Despite some wicked laughs, "Butter" should've been better




Butter (2012)
90 min., rated R.

Here and there for about 45 minutes, "Butter" has some really wickedly sharp laughs that stick, but ends up grinding its teeth with a butter knife until it's all gums. Director Jim Field Smith (2010's slight but likable "She's Out of My League") and first-time screenwriter Jason A. Micallef are clearly out of their league when it comes to making an effective small-town satire, mostly languishing in blurring the tricky line between mockery and affection. It's almost as if the filmmakers shot all the scenes in order, starting the film off as a "cutthroat story of greed, sex, blackmail and butter" and then chickening out midway through to be more safely mainstream than edgy. They should've called Christopher Guest, who hasn't put out a picture in six years.

Somewhere in the red state of Iowa, Laura Dean Pickler (Jennifer Garner) is an all-smiles, pearl-wearing, America-believing so-called survivor who prides herself on fighting tooth and nail through hard work and can-do attitude. For 15 years, her husband Bob (Ty Burrell) has been known for his butter-carved masterpieces, especially a life-size replica of The Last Supper that's "better than the original," and now she's proud to be part of the "royal family of butter carving." Then Laura's life comes crashing down when a 10-year-old black girl named Destiny (Yara Shahidi), who's been passed around from family to family and finally ends up with a warm, super-nice couple (Alicia Silverstone and Rob Corddry), thinks she's good at nothing but proves to be an excellent artist and finds her niche in butter-carving. With the annual butter-carving contest right around the corner, Laura signs up, and it seems she has her work cut for her.

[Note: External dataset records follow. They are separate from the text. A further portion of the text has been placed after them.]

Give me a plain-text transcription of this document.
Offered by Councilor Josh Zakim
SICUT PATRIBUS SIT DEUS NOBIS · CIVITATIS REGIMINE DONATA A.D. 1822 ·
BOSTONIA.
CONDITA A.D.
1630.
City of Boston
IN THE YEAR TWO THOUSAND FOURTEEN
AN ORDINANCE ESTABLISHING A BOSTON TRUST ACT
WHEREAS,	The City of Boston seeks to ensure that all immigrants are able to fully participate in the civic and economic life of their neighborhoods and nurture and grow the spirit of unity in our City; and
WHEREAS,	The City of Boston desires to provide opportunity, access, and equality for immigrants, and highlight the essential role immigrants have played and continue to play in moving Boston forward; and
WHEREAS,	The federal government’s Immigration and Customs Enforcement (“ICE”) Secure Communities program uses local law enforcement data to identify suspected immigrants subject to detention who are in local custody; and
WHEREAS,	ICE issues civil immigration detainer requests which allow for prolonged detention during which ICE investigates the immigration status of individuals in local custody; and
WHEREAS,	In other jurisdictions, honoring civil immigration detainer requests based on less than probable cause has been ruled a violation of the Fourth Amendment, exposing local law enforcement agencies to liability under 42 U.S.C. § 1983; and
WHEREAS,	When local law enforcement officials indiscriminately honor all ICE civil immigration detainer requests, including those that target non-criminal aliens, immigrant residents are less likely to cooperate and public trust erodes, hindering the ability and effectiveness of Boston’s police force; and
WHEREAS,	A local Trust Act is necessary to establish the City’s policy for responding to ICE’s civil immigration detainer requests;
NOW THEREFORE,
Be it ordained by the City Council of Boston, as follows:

Crossed between Sarah Palin, a Stepford trophy wife, and Reese Witherspoon's Tracy Flick from 1999's brilliant "Election," Laura Dean Pickler is insufferable, barely human, and thus, pretty one-note. It's fun to see Garner sink her teeth into a purely comedic role, but she mostly overplays an ugly, shrill caricature, wearing a painted-on chirpy smile that she wipes off when she doesn't get her way. When Laura discovers Bob (Burrell remaining likably dim as he does in TV's "Modern Family") has slept with a trashy, foulmouthed stripper/hooker named Brooke but works the pole as Tokyo Rose (Olivia Wilde), she goes barking mad. But Brooke, who comes knocking at the Pickler household for the $1,200 Bob still owes her, plans vengeance by signing up for the contest, and that really gets under prim and perky Laura's skin. Meanwhile (or, to further muddle the focus), Laura's high school-aged stepdaughter Kaitlen (Ashley Greene), who thinks she's a freak and blocks out Laura and her dad with headphones, experiments a little lip-locking and more with the uninhibited Brooke.

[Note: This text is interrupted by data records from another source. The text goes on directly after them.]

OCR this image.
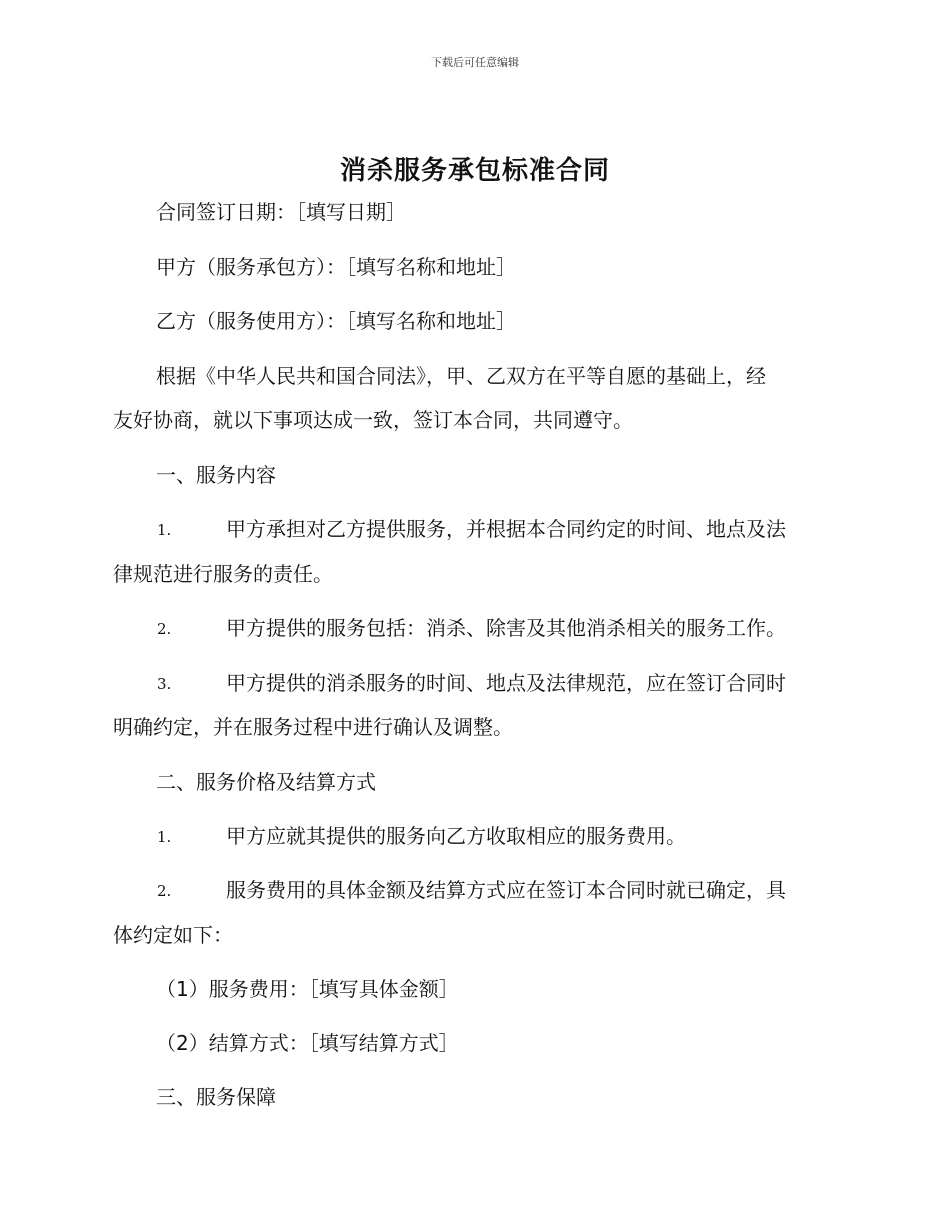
下载后可任意编辑
消杀服务承包标准合同
合同签订日期：［填写日期］
甲方（服务承包方）：［填写名称和地址］
乙方（服务使用方）：［填写名称和地址］
根据《中华人民共和国合同法》，甲、乙双方在平等自愿的基础上，经
友好协商，就以下事项达成一致，签订本合同，共同遵守。
一、服务内容
1.	甲方承担对乙方提供服务，并根据本合同约定的时间、地点及法
律规范进行服务的责任。
2.	甲方提供的服务包括：消杀、除害及其他消杀相关的服务工作。
3.	甲方提供的消杀服务的时间、地点及法律规范，应在签订合同时
明确约定，并在服务过程中进行确认及调整。
二、服务价格及结算方式
1.	甲方应就其提供的服务向乙方收取相应的服务费用。
2.	服务费用的具体金额及结算方式应在签订本合同时就已确定，具
体约定如下：
（1）服务费用：［填写具体金额］
（2）结算方式：［填写结算方式］
三、服务保障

Though Garner is the lead, the real comedic prize winner (perhaps because it's so unexpected) is Wilde, who has fun playing a bad homewrecker and getting around on a bike. And yet, on Planet Earth, Brooke stopping at nothing to see Laura lose in the contest makes no sense at all. Greene is like the audience surrogate, until she unbelievably becomes smitten with Brooke and then disappears for the rest of the film. Hugh Jackman enters the story as Boyd Bolton, a doltish cowboy of a car salesman whom Laura pulls in to sabotage the contest, but despite a few laughs from him just going for it, the character is just one more stereotypical idiot. It's the adorable Shahidi, as the wise-beyond-her-years Destiny ("White people are weirdos," she realizes), who comes across as an actual human being. As Destiny's foster parents, Silverstone is likably earnest and Corddry seems straightjacketed here but, ironically, has more of a brain than anybody in the room. Also, in minor supporting roles, Kristen Schaal owns scenes with her oddball shtick as a kitten-loving carver, and Phyllis Smith, here as the contest's host, is always worth a smile or two.

Cynical when it should be more cleverly biting, "Butter" wants to call out the liberals while poking fun at conservative Midwestern all-Americans and their hypocrises (which nowadays, a month before Election 2012, seems like low-hanging fruit). Alas, the satire turns into a cruel, juvenile war, not unlike "Monster-in-Law" and "Bride Wars," and then melts into bland, pat sentimentality to earn a round of applause. Director Smith at least gives his sophomore feature a peppy pace with a boppin' soundtrack (including Passion Pit's "Manners"), but when it's all over, a subversive wannabe has played out. Without being aggressively unlikable, "Butter" won't clog your arteries, but you can't believe it's not better.